Scores of Florida State students traded high-fives and danced in restaurant aisles Thursday after learning that prosecutors would not pursue a sexual assault complaint against their football team's star quarterback, Jameis Winston.

With several large-screen televisions blasting the news inside a large campus cafe, students immediately began doing the Seminole chant and tomahawk chop. The football team is ranked No. 1 in the nation and is playing Duke on Saturday in the Atlantic Coast Conference Championship game. If the Seminoles win, they would play for the national championship next month in Pasadena, Calif. If Winston had been charged, he likely would have been suspended from playing.

"Just hearing this, I'm so grateful," said Justin Savage, a 21-year-old senior sports management major from Fort Walton Beach. "It was just a bad dream when I first heard about it (possible charges). It's been a tough couple of weeks."

Many other students agreed that the weeks since the news broke of the investigation into one of the nation's most high profile collegiate players and possible Heisman Trophy winner were tough on the campus.

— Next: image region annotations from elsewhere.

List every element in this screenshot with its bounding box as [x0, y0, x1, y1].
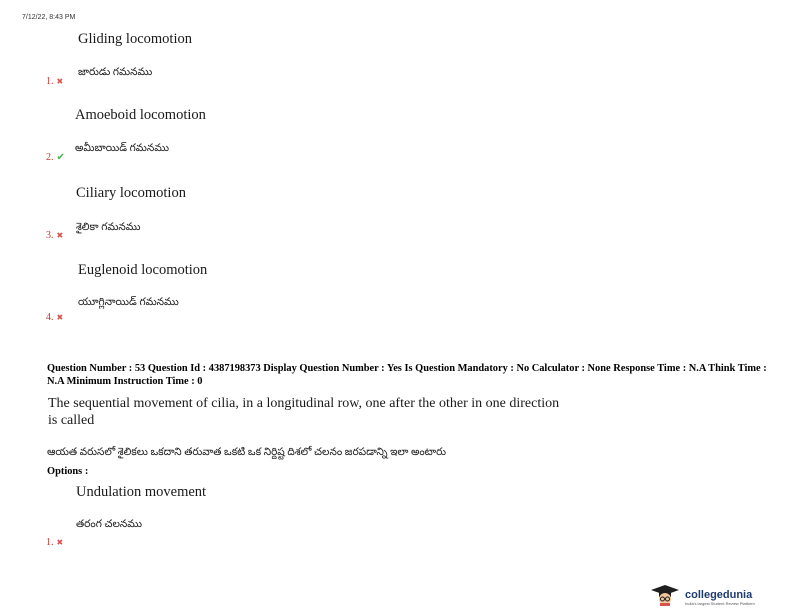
- option-1-telugu: జారుడు గమనము: [78, 67, 153, 78]
- option-number: 3.: [46, 230, 54, 241]
- question-text-telugu: ఆయత వరుసలో శైలికలు ఒకదాని తరువాత ఒకటి ఒక నిర్దిష్ట దిశలో చలనం జరపడాన్ని ఇలా అంటారు: [47, 447, 447, 458]
- cross-icon: ✖: [56, 538, 64, 547]
- option-2-marker: [46, 152, 65, 163]
- option-2-english: Amoeboid locomotion: [75, 107, 206, 123]
- option-number: 1.: [46, 76, 54, 87]
- check-icon: ✔: [56, 152, 65, 163]
- q53-option-1-marker: [46, 537, 63, 548]
- option-4-marker: [46, 312, 63, 323]
- cross-icon: ✖: [56, 231, 64, 240]
- brand-name: collegedunia: [685, 589, 753, 601]
- q53-option-1-telugu: తరంగ చలనము: [76, 519, 143, 530]
- option-number: 2.: [46, 152, 54, 163]
- cross-icon: ✖: [56, 77, 64, 86]
- option-1-english: Gliding locomotion: [78, 31, 192, 47]
- option-4-telugu: యూగ్లినాయిడ్ గమనము: [78, 297, 179, 308]
- question-text-english: The sequential movement of cilia, in a longitudinal row, one after the other in one direction is called: [48, 396, 560, 428]
- cross-icon: ✖: [56, 313, 64, 322]
- options-label: Options :: [47, 466, 89, 477]
- option-3-telugu: శైలికా గమనము: [76, 222, 141, 233]
- option-number: 4.: [46, 312, 54, 323]
- option-3-marker: [46, 230, 63, 241]
- option-number: 1.: [46, 537, 54, 548]
- option-4-english: Euglenoid locomotion: [78, 262, 208, 278]
- brand-tagline: India's largest Student Review Platform: [685, 601, 755, 606]
- option-1-marker: [46, 76, 63, 87]
- option-2-telugu: అమీబాయిడ్ గమనము: [75, 143, 170, 154]
- print-timestamp: 7/12/22, 8:43 PM: [22, 14, 76, 21]
- option-3-english: Ciliary locomotion: [76, 185, 186, 201]
- question-meta: Question Number : 53 Question Id : 4387198373 Display Question Number : Yes Is Question Mandatory : No Calculator : None Response Time : N.A Think Time : N.A Minimum Instruction Time : 0: [47, 363, 767, 387]
- graduate-mascot-icon: [650, 584, 680, 611]
- brand-logo: [650, 584, 755, 611]
- q53-option-1-english: Undulation movement: [76, 484, 207, 500]
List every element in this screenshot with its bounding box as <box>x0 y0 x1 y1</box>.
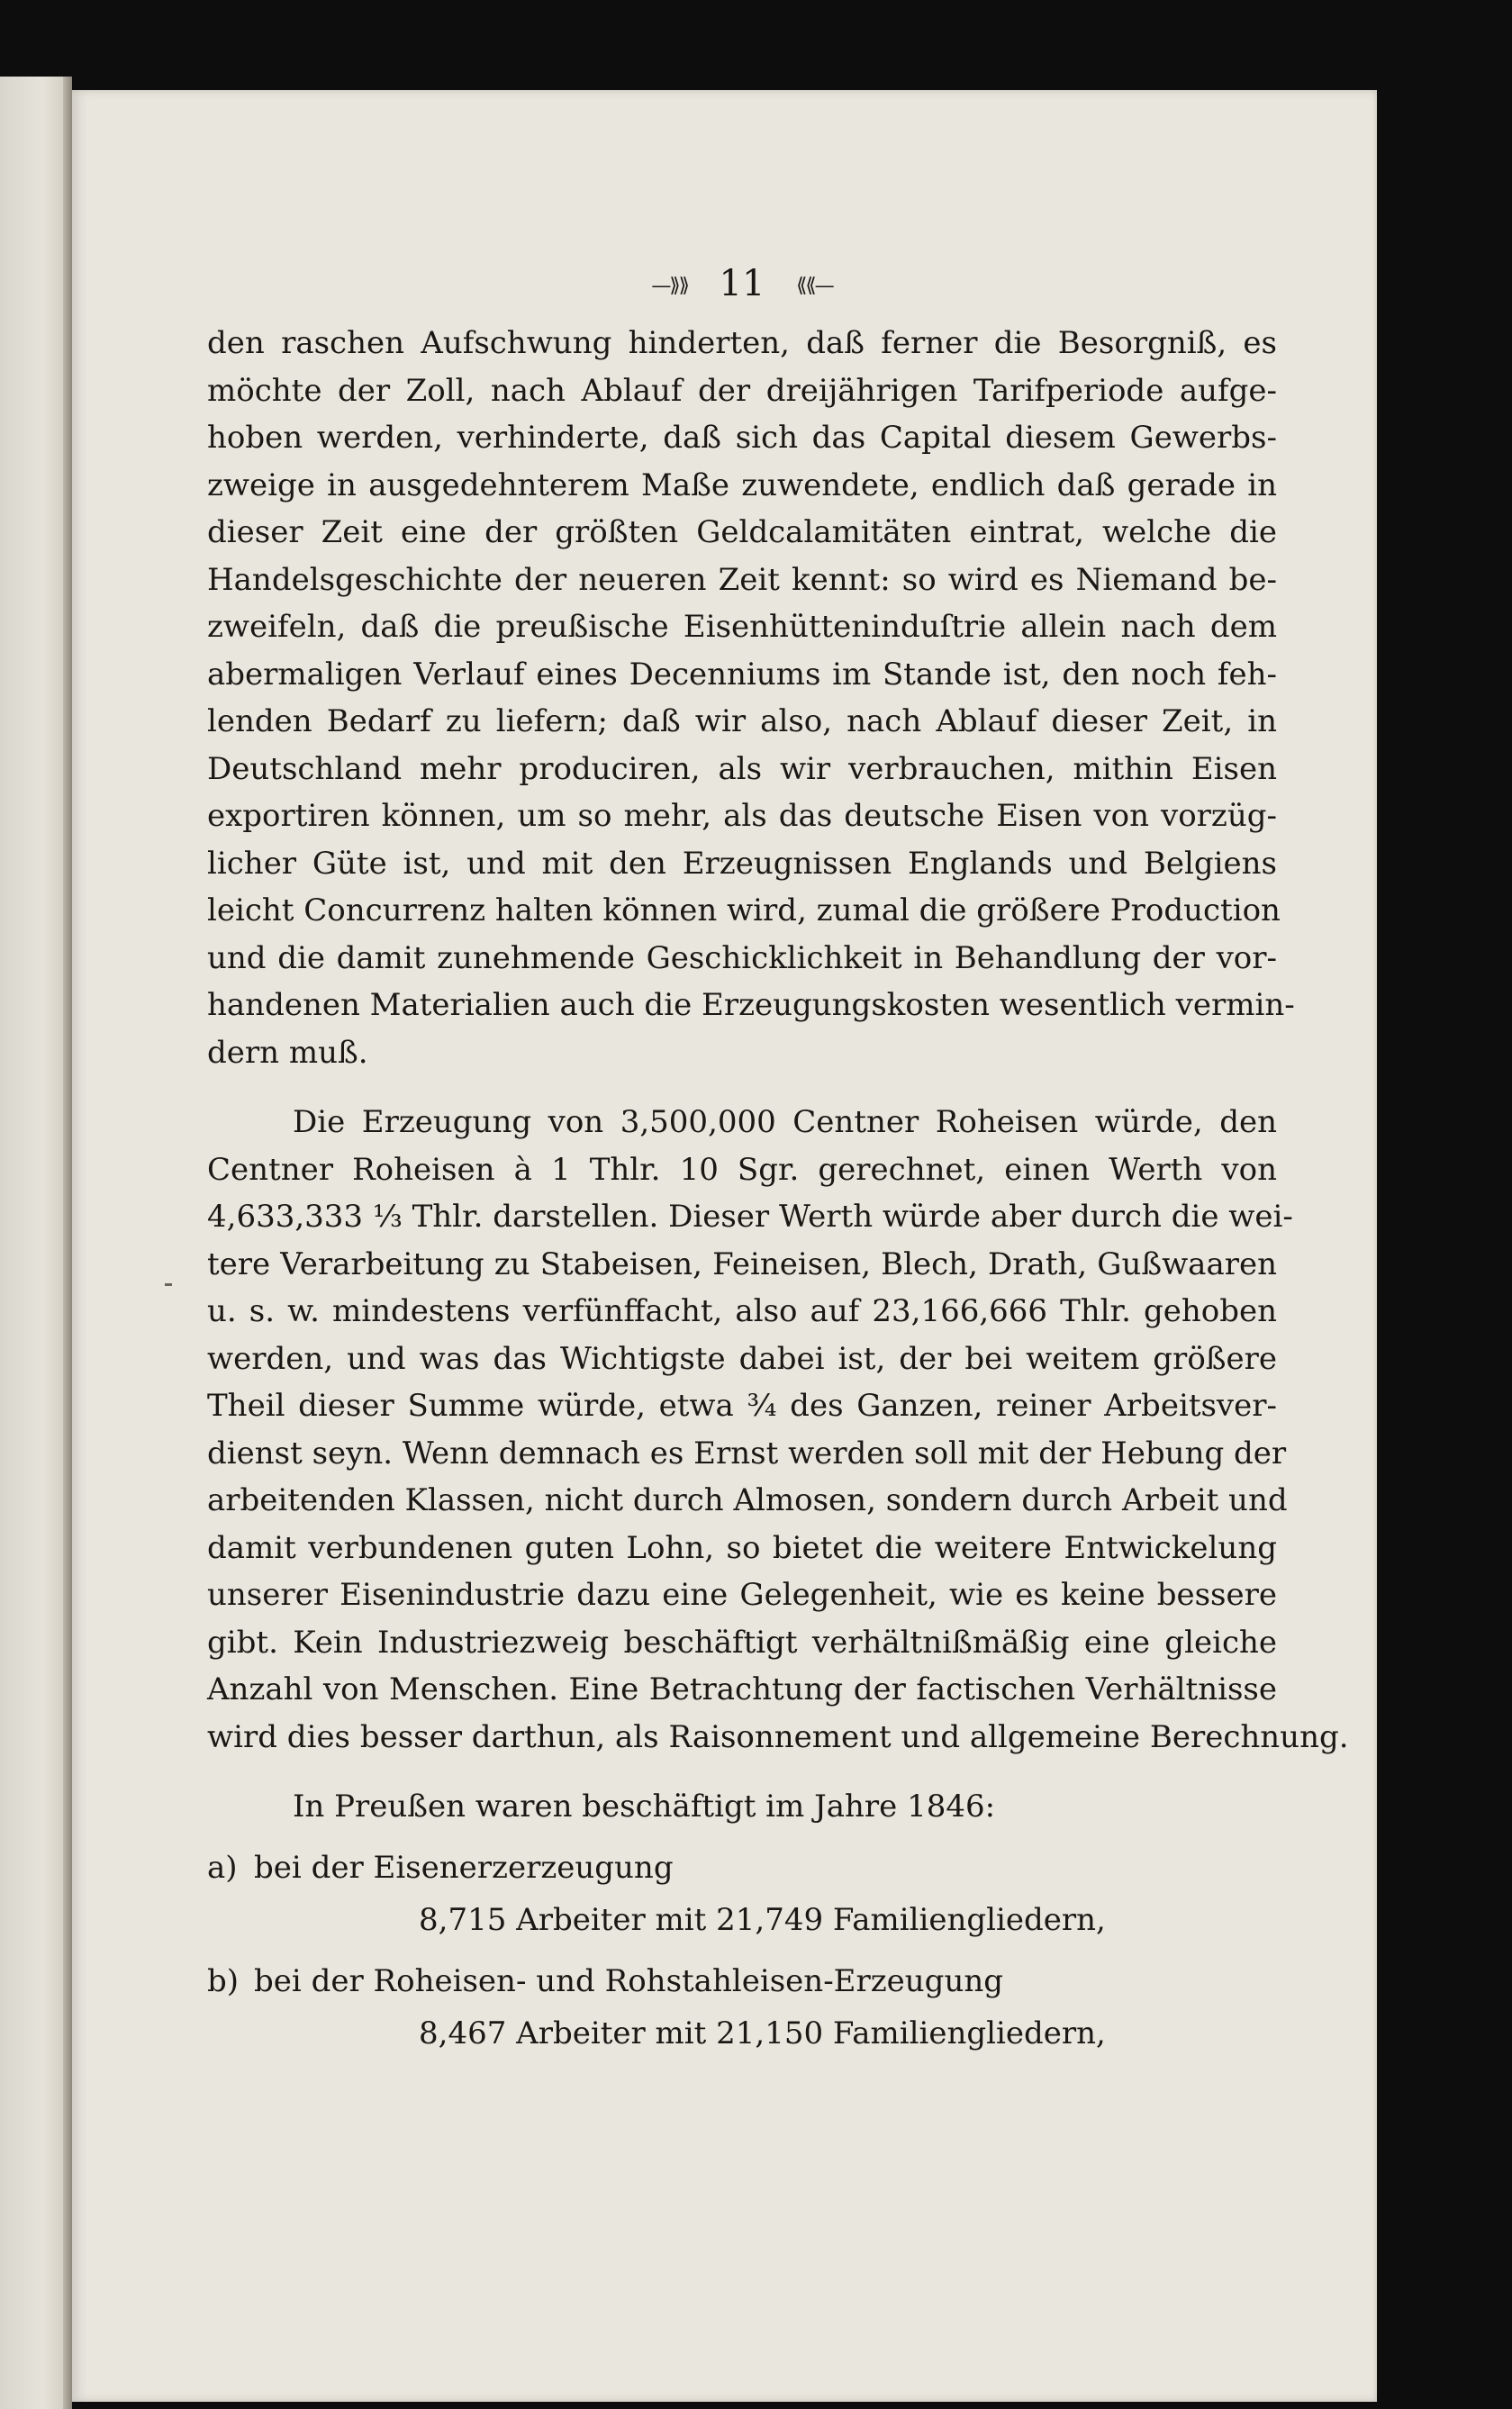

"I feel like there has been a big cloud over us," said Meghan Munroe, a 26-year-old senior international affairs major from Punta Gorda. "We don't need that anymore. I'm glad it's gone. We're Pasadena bound."

Kelsey Krieger, a 21-year-old history major from Lake Mary, said she wasn't surprised by State Attorney Willie Meggs' decision to not charge Winston. While not fully exonerating Winston, Meggs said he could not prove beyond a reasonable doubt that the quarterback and the woman didn't have consensual sex last December. The woman, a fellow student who had been drinking at a bar, had gone back to Winston's apartment when she said he had sex with her over her objections.

"The whole case from the very beginning was very sketchy," Kreiger said.

Winston had been an apparent front-runner in the annual competition for the Heisman, college football's highest individual award, until news broke last month that he was named in a sexual assault complaint.

"We always knew that he's innocent because we know Jameis and we trust our quarterback," said Katie Gibbs, a 23-year-old senior from Nashville, Tenn., who majors in international affairs. "I've seen him on campus. He's an awesome guy, well-rounded. He'd never need to do anything like that."

Away from campus, folks who had been following the story were also happy the issue has been handled.

"I'm glad it's over," said Glenn Palmieri, a 54-year-old physical therapist from Tallahassee. "I hope it was a very thorough investigation and that it was truthful what came out."

Another observer said he hopes justice was served for Winston as well as the young woman who had accused him.

"You want the truth, you want justice, for both of them," said William Wood, a 72-year-old retired Navy master chief petty officer who learned a law degree after his military career.